Let us look at the Oxford Companion to Chess
one of the most meticulously researched books on the subject of Chess.
In the section titled Positional Play
Hooper and Whyld state:
"The distinction between positional and tactical play is not clear cut.
All good moves have a strategic purpose and most contain tactical elements."
"...not clear cut." When does positional become tactical and visa versa.
In the section titled 'Positional Sacrifice"
"The distinction beween a positional sacrifice and any other kind
is somewhat fuzzy."
So here we have a book praised by everyone including Edward Winter,
meticulously researched and yet when it comes to explaining exactly what
is a positional sacrifice the best they have is...'fuzzy.'
The fuzziness (for me ) comes with how you judge a position.
Suppose White sacs the exchange to achieve a Knight outpost.
I prefer the term positional combination.
You have played a forced series of moves to achive an aim. (a Knight outpost).
Capablanca called them his 'wee combinations'.
In the case mentioned the Knight dominates the board.
The value of the Knight has risen to that above a Rook.
So Where is the sacrifice?
After a sacrifice you are meant to be down material.
In the case of sacrificial attack against the King one
can be two or even three pieces down and the remaining pieces
hoplessly out of play delivering mate in the corner of the board.
It matters not, the game is over.
After a correctly played so called positional sacrifice
the value of your remaining pieces or pieces has risen
beyond the scope of what they were before the sac was played.
So where is the sacrifice?
Spielmann covering the Positional Sacrifice in his book
The Art of Sacrifice
"However, if when all is said and done the positional sacrifice
is only an exchange..."
My reckoning is and everyone who has ever played a postional sacrifice
must agree. (else why play one) is that their position has improved
as a result of the sacrifice and their piece or pieces have much
more scope and mobility.
They have judged the position is better for them even though
they is no way to calculate it out to a win.
Where is the sacrifice?
A closer term would it's a postional exchange.

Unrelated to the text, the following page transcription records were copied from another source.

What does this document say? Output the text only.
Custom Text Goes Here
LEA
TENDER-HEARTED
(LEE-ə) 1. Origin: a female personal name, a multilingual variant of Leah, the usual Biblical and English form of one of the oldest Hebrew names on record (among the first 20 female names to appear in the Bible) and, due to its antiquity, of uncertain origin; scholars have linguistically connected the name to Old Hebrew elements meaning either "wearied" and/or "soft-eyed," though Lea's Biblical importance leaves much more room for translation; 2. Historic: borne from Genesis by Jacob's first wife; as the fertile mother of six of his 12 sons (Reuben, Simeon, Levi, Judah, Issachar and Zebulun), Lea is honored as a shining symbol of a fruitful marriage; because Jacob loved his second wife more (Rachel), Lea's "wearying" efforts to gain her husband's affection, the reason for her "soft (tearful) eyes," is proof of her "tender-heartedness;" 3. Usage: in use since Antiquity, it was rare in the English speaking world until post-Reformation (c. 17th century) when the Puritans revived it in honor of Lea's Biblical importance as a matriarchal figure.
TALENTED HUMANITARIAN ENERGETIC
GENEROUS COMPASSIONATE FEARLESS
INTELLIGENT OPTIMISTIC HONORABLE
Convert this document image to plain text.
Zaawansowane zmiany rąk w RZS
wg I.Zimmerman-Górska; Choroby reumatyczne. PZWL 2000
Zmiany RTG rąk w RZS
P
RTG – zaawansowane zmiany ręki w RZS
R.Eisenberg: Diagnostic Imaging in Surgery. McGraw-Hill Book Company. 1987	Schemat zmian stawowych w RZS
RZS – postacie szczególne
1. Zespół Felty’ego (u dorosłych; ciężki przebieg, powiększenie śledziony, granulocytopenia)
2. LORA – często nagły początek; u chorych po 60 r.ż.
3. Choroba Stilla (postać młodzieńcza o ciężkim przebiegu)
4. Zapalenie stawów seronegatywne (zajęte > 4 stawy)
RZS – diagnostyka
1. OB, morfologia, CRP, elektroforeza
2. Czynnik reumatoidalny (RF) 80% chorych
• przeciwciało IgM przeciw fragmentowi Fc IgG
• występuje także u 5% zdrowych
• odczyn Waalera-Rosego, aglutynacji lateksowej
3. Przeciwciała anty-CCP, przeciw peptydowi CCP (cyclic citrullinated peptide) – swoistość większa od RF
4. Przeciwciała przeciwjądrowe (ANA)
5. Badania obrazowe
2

(stick 'The Positional Exchange' on the cover of a book and see
how many copies it sells.)
You also have the term Positional Sacrifice covering defensive moves.
You sac the exchange so your opponents pieces have lost their mobility
and the attack falters.
You are not improving your position, you are improving your chances
of not getting beat. 'The Positonal Back to Wall Sac.'
The only case of what I would call a genuine Positional Sacrifice
is what Spielmann calls an Obstructive Sacrifice.
He gives this example: White to play.
White played 4.e6. A genuine sacrifice, not a exchanging a Rook
for a Knight or even a Queen for a couple of minor pieces.
Black will have trouble getting his Bishop's out,
the Black King's position has been weakened.
This sacrifice with the majority of the White pieces still on the
back rank and no clear calculated win in sight is, if there is such a thing,
a positional sacrifice.
But the term Blockading sacrifce or Developing Sacrifice suits just as well.
It's played 4 moves into the game, you could claim it was a gambit pawn.
I think a strategic combination or positonal combination
is a better term than a postional sacrifice.
Not all combinations have to end in mate or the win of material,
in this case of an exchange sacrifice combination you have improved your
position and the tactical scope of your pieces.
A strategic exchange or positional exchange may even be better.
But sacrifice. No.
But as I said somewhere up there it all comes down to how you think
about the game.
I sacrifice pieces to get at the King. I don't want them back.
I don't want to see them again, I don't care about them.
The only weak squares I want are those around the King.
I will sacrifice every active piece I have to get at the King.
I have never seen a positional checkmate.